Urteil des OLG Karlsruhe vom 22.11.2016

sicherungsverwahrung, wochenende, strafvollzug, überprüfung

OLG Karlsruhe Beschluß vom 22.11.2016, 2 Ws 208/16
Leitsätze
1. Erstrebt der Untergebrachte eine Ausweitung der Betreuung am Wochenende, kann dies nur durch einen
Verpflichtungs- oder Vornahmeantrag erfolgen; ein Antrag auf nachträgliche Feststellung der Rechtswidrigkeit
ist unzulässig.
2. Da § 12 JVollzGB I BW lediglich die Organisation der Justizvollzugsanstalten regelt, sind aus der Vorschrift
keine subjektiven Rechte des Untergebrachten abzuleiten.

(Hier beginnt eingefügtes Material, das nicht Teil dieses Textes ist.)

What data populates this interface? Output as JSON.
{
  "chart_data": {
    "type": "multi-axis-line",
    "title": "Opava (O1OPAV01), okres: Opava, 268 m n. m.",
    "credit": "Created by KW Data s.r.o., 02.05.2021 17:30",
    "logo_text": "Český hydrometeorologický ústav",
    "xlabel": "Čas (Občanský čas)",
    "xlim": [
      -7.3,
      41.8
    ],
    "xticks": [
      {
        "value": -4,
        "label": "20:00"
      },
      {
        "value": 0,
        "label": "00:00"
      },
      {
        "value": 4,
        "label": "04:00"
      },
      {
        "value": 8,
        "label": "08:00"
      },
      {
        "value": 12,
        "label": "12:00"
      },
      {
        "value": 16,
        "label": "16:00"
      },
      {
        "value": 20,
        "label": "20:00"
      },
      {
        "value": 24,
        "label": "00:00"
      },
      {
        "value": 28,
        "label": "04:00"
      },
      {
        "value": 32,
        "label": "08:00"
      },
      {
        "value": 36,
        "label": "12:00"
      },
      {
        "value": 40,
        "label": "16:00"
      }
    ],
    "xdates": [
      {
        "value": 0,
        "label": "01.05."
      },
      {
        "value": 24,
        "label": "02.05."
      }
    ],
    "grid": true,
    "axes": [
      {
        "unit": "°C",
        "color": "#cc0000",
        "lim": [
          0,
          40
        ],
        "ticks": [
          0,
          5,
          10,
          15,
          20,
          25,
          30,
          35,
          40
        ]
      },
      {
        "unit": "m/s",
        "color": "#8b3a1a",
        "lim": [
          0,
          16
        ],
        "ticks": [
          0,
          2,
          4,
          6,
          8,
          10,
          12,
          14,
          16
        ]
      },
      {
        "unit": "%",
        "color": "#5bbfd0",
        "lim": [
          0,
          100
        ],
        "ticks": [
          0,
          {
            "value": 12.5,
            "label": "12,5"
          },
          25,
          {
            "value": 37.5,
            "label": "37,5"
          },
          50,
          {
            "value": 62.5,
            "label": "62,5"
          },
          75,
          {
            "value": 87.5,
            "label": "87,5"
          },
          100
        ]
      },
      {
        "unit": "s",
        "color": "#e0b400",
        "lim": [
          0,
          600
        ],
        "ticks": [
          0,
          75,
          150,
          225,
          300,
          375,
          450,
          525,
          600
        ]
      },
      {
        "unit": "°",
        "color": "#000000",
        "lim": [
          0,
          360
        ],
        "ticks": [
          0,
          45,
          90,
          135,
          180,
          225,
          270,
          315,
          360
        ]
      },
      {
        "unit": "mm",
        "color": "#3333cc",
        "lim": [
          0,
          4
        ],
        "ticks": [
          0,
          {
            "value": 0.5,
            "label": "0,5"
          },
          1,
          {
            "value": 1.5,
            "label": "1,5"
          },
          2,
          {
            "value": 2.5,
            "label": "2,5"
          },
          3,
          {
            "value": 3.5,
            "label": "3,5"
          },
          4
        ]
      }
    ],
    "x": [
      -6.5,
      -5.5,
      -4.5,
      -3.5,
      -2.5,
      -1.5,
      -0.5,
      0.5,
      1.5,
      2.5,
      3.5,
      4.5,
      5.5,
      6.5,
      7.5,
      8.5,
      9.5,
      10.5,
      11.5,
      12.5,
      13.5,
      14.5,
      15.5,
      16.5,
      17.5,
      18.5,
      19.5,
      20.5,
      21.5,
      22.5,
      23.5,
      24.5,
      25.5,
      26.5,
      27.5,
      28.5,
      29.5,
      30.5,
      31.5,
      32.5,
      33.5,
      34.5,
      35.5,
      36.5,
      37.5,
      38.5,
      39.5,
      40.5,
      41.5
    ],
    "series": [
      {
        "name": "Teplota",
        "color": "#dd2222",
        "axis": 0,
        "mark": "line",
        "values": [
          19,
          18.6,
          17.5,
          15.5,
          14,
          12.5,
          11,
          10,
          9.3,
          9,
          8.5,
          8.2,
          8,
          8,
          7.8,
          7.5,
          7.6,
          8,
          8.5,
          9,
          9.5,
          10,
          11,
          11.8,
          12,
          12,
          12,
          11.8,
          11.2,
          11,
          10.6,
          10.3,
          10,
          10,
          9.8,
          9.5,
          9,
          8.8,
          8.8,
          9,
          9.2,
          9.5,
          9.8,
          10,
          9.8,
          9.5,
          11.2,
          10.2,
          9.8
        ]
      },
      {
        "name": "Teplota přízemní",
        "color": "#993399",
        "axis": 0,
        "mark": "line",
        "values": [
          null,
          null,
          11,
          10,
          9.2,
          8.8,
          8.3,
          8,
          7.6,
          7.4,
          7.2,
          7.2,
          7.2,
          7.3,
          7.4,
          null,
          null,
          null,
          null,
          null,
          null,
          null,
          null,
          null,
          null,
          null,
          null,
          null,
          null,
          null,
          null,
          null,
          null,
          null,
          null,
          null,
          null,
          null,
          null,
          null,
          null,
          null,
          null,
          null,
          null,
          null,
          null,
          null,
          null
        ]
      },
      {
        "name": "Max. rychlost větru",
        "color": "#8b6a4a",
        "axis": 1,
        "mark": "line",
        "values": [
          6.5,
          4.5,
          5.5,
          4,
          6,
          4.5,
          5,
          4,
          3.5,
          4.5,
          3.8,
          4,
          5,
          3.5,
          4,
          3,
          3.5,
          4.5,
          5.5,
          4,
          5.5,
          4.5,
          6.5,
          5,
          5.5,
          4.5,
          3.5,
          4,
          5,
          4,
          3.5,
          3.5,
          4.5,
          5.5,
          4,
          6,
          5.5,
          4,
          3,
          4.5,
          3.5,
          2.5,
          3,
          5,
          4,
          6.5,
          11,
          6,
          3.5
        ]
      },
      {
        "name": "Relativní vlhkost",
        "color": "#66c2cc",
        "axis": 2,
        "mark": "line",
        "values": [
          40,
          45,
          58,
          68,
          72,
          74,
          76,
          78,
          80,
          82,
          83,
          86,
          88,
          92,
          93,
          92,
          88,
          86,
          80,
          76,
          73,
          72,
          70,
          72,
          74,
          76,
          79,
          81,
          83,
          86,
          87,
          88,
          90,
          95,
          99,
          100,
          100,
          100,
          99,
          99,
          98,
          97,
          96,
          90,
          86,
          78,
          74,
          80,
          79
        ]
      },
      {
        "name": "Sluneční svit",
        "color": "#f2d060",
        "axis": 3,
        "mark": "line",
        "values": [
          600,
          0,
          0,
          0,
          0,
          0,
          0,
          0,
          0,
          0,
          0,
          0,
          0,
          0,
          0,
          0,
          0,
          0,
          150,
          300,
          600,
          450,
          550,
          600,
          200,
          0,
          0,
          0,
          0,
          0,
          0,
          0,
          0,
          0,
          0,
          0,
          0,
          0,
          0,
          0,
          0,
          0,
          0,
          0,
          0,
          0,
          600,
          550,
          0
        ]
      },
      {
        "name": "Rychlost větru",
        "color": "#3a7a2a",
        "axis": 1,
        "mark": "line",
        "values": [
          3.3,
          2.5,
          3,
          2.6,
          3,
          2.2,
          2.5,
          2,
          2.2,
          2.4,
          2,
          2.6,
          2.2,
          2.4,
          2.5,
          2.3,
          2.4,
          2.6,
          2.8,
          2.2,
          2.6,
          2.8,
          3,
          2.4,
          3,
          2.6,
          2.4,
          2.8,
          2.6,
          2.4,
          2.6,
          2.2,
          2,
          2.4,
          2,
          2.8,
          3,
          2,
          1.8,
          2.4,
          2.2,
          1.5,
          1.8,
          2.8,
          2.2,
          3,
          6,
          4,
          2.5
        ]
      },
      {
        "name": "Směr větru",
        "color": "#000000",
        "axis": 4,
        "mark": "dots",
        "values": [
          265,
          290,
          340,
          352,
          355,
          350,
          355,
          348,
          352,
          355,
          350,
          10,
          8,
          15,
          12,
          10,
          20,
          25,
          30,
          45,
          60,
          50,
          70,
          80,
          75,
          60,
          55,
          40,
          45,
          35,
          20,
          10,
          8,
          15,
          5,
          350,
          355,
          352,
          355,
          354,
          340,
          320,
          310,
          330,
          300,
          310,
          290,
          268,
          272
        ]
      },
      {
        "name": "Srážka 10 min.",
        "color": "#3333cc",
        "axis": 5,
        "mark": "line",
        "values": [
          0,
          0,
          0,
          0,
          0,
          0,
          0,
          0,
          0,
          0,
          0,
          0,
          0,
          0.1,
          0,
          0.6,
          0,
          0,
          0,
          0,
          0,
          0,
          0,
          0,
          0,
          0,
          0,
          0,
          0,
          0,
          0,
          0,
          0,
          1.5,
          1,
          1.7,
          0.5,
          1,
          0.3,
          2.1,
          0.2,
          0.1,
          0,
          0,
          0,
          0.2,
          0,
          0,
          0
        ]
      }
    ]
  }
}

3. § 8 JVollzGB V BW eröffnet dem Untergebrachten nur die Möglichkeit, einzelne konkrete
Behandlungsmaßnahmen einzufordern, nicht jedoch - allgemein - eine Betreuung als solche.
Tenor
1. Die Rechtsbeschwerde des Antragstellers gegen den Beschluss des Landgerichts - Strafvollstreckungskammer
- Freiburg vom 20. Mai 2016 wird als unzulässig verworfen.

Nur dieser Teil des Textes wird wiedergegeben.